Operacionalmente, algumas boas práticas podem potencializar o ganho em saneamento: georreferenciamento e agendamento digital de caçambas; integração com sistemas de manifesto de transporte (MTR) estaduais; auditorias por amostragem com abertura de sacos em portaria; e comunicação ativa com geradores, indicando os tipos de RCC aceitos e as penalidades por mistura. Paralelamente, convém alinhar especificações técnicas e compras públicas para privilegiar agregados reciclados em intervenções de urbanização, drenagem e pavimentação — um círculo virtuoso em que o saneamento fecha o ciclo dentro do próprio território.

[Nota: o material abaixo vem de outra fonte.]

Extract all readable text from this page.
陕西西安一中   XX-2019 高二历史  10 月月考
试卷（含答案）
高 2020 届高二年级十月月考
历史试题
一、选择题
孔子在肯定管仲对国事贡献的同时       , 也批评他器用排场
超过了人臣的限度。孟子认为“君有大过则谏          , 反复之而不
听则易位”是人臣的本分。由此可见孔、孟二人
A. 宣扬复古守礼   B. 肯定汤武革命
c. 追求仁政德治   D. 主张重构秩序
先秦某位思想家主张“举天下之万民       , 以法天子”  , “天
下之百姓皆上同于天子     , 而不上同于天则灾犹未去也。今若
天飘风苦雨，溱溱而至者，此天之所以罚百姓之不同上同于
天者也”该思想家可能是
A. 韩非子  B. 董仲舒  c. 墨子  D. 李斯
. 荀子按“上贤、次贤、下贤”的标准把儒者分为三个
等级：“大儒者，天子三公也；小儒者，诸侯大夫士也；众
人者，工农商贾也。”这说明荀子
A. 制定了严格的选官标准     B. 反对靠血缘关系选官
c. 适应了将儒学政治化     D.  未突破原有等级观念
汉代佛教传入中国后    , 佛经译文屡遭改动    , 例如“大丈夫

Próximos passos e consolidação do modelo

No curto prazo, o município deve se concentrar em três frentes: (1) desafogar pontos críticos de descarte na Zona Oeste com rotas dedicadas ao novo aterro; (2) consolidar a adesão dos credenciados — caçambeiros, construtoras e prestadores — por meio de cadastros, horários estendidos e atendimento responsivo; e (3) comunicar intensamente a disponibilidade do 1746 e do recebimento direto no aterro, com linguagem simples, valores claros e mapas de acesso. Se esses pilares forem mantidos, o saneamento colherá benefícios ambientais, fiscais e reputacionais, com ruas mais limpas, menos assoreamento de drenagens e menor pressão sobre aterros de RSU.

Conclusão

Por fim, a implantação da usina de beneficiamento consolidará a transição do saneamento reativo para o saneamento circular. Ao transformar entulho em insumo padronizado, o município avança na hierarquia da PNRS, privilegiando a reciclagem sobre a disposição final. E, com métricas públicas e metas anuais, a cidade pode se tornar referência nacional na gestão de RCC — um subtipo de resíduo frequentemente negligenciado, mas decisivo para a saúde urbana e para a eficiência econômica do saneamento.